I should have tried harder...
"Jesse...he didn't die alone. And I'm glad for that, even if it was O'Connor that was with him" Leon went on "I wish...I wish I was there with him. I always wondered what happened after...after Mia left him at the hospital, after Dom came to get her."
"Did he wake up? Look for us?" he confessed "At first I thought he was with you, then Brian showed up, told us the news."
He looked up at me then, his eyes like steel, cold and hard as they met mine.
Leon's never looked at that, ever. And it hurts that I'm the one that put it there.
"When he said that, we thought you were dead too.

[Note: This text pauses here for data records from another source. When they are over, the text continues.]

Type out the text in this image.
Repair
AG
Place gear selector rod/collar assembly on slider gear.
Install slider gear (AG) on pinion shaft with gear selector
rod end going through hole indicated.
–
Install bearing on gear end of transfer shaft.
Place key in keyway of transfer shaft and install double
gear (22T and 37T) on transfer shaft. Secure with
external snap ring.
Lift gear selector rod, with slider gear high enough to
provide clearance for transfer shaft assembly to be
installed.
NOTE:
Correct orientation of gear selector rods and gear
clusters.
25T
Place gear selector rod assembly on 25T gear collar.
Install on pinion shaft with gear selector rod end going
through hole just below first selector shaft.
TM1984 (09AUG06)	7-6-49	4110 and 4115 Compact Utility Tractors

I mean, that's gotta be the only reason why hadn't shown up, right? Especially when you told me you'd be up in a month." he says "Then he said you got into some serious shit, that you nearly died in the car, punctured your ribs, then had some internal bleeding. But that you were okay, that he had a friend who checked up on you, who said you were doing fine. Banged up, but getting better."
"Leon--"
"Six months, Letty. Dom waited for you for a whole month, nearly went catatonic when you still hadn't arrived a week after you were due. We were all fucking nuts until O'Connor came knocking on our door with the fucking news. Two fucking months later."
"Leon--"
"I thought I killed you" he bites back, voice level and dead serious "I had a feeling that something was wrong, that I shouldn't have listened to you and went ahead with my plan to take you to a doctor across the border."
"It's not your fault, Leon!"
"Damn right it's not!" he shouts "Six fucking months Letty, you could have called us! Instead I find out that you've been screwing--"
This time I think I really did sprain my wrist.
"Damn, I'm doing more and more of this shit" I groan, holding my hand
The slap doesn't even faze Leon, who's standing there, trembling in anger.
"You took care of Jesse that I'm grateful for. Brian said you took a risk making the funeral arrangements yourself, but I kind of expected that anyway." he says calmly "I don't hate you Letty, I'm just...fucking angry. Vince, he hates you right now. Says he can't fucking trust you...but the dawgs just for show. He's angry too, and we have a fucking right to be."
I feel like shit right now. Fuck, I feel worse than shit. But Leon's face softens up when he sees just how upset I am over this.
Never say that he guy wasn't sensitive.
"This shit with Street, it's between you and Dom. I ain't gonna interfere. What you did ain't right, but you've put up with worse with Dom. You both fucking cheated and that's yo business, not the teams. I'm sure you have your reasons, but I don't wanna hear it. Just...fix this shit Letty. You and Dom. Coz what I saw today at the garage...the man's fucked up. So you gotta do something about this, before it fucking kills all of us."